Im Zusammenhang mit dieser Rede kam der Begriff „Re-Feudalisierung“ auf. Der Begriff ist äußerst bündig. Jüngst in der Süddeutschen und FAZ quasi zeitgleich waren Artikel zu lesen über die Krise des Theaters in NRW, einem Land, dessen Regierender das Kultusminsiterium auflöste und Kultur zur Chefsache erklärte. Der Artikel zitierte Kulturdezernenten (ich meine das, bitte mich zu korrigieren), die freimütig nicht ins Theater gehen. Zugleich sind Festivals, also keine regelmäßigen Ensemblearbeiten, sondern „Events“, ebenso zunehmend wie die von Ensembles entkernten Rumpftheater, die nach Marktlage / Publikumsnachfrage Vorstellung „einkaufen“. Es hat nichts mit Marx zu tun oder links. Es geht um eine bestimmte Form von Theater, das, sofern es dem Autoren „diene“, verläßlich, kalkulierbar ist. Der Text verbrieft die Aufführung. Das Publikum wird in seinem vorbesessenen Wissen nicht gefährdet. Der Zustand ist stabil, ist (siehe oben) sicher genormt. Die Folge des Autorendienstes ist eine berechenbare Theaterkunst, die nur die Gesichter der Schauspieler austauscht, nicht aber die Herausforderung an das Publikum. In Zeiten der Krise, ich schäme mich fast, diese wieder anzuführen, ist ein Sicherheitsbedürfnis logisch. Die Re-Feudalisierung auch. Kehlmanns Text bedient eine ungute Konservative. Nämlich eine, die einen Wert an sich kennt. Eine, die sich nicht scheut – das ist der Skandal seines Schlußes – die Wahrheit von der Kunst zu fordern. Dies ist eine religiöse Forderung. Dies ist eine sakramentale Forderung. Das Unmessbare, Unabgleichbare zum Kriterium zu erheben, ist die Aufforderung zur Frömmigkeit, zum Dienst am Jenseits, und bequem stets von Inquistoren abzustrafen, denn die Wahrheit steht nicht im Vermögen des Menschen. Die unerreichbare Wahrheit ist aber auch ein Totschlagsargument. Das nicht wahr, das also schlecht. Kunst, die Wahrheit zu verkünden sich anpreist, ist Progaganda; ich wiederhole es. Vor allem: wenn Wahrheit – und dies ist der infame Schluß – mit Werktreu, also der „Wahrheit“ des Autors gleichgesetzt wird: als gäbe es zwar keine objektive Wahrheit auf Erden, aber die subjektive im Autorenhimmel, die wenigstens der Theaterschaffer als sterbliches Pendant zur objektiven Wahrheit anhimmeln müsse.

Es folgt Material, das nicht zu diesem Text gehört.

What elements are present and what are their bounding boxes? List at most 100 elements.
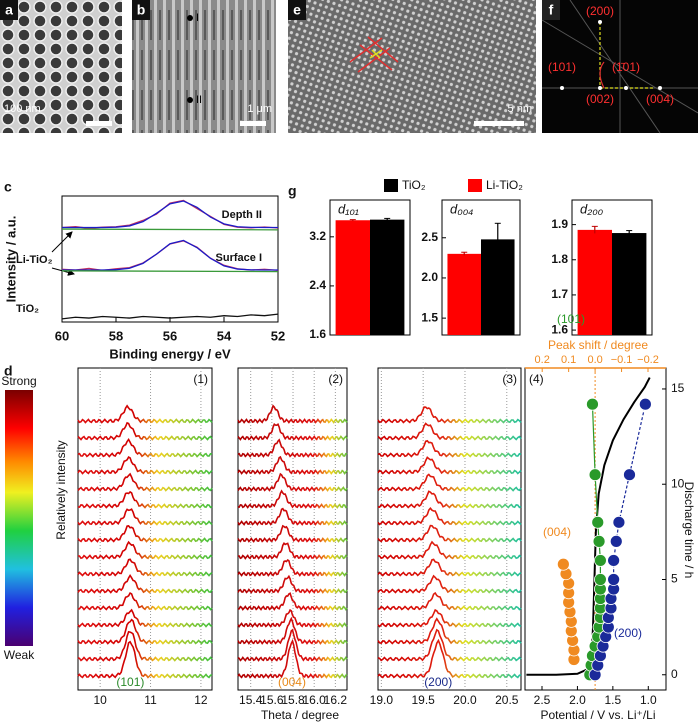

Es muss betont werden, denke ich: jeder Angriff auf das sogenannte Regietheater ist ein Angriff auf das Theater an sich. Das Theater gleicht insofern einem Parlament: wenn man der einen Partei die Rederechte einschränkt, ist das Organ in Gesamtheit vergiftet.
Ich sage, Herr Kehlmann würde niemals dulden wollen, wenn ihm jemand das Schreiben vorschriebe. Er möge bedenken, dass jene Intellektuellen, die sich zum Handlanger und Zeugen einer Kunststrafgerichtsbarkeit machten, grundsätzlich sehr übel in dem System aufwachten, das aufzurichten sie halfen.
Thomaspeter Goergen
ich fürchte, herrn kehlmann war NICHT bewußt, wie vermessen und kleingeistig sein Kronleuchtervergleich war..ich fürchte, er ist wirklich so naiv, daß er seine romantisierende kindheitserinnerung als ein tatsächlich adäquates beispiel für ein theaterwunder hält... eine wenig durchdachte und im kindlichen steckengebliebene nebulöse gedankenwelt...- ohjeee..
Vielen Dank, Herr Georgen.
Rät jemand, vom wem das, seinerzeit als Radio-Vortrag, allzeit gültig, geschrieben wurde?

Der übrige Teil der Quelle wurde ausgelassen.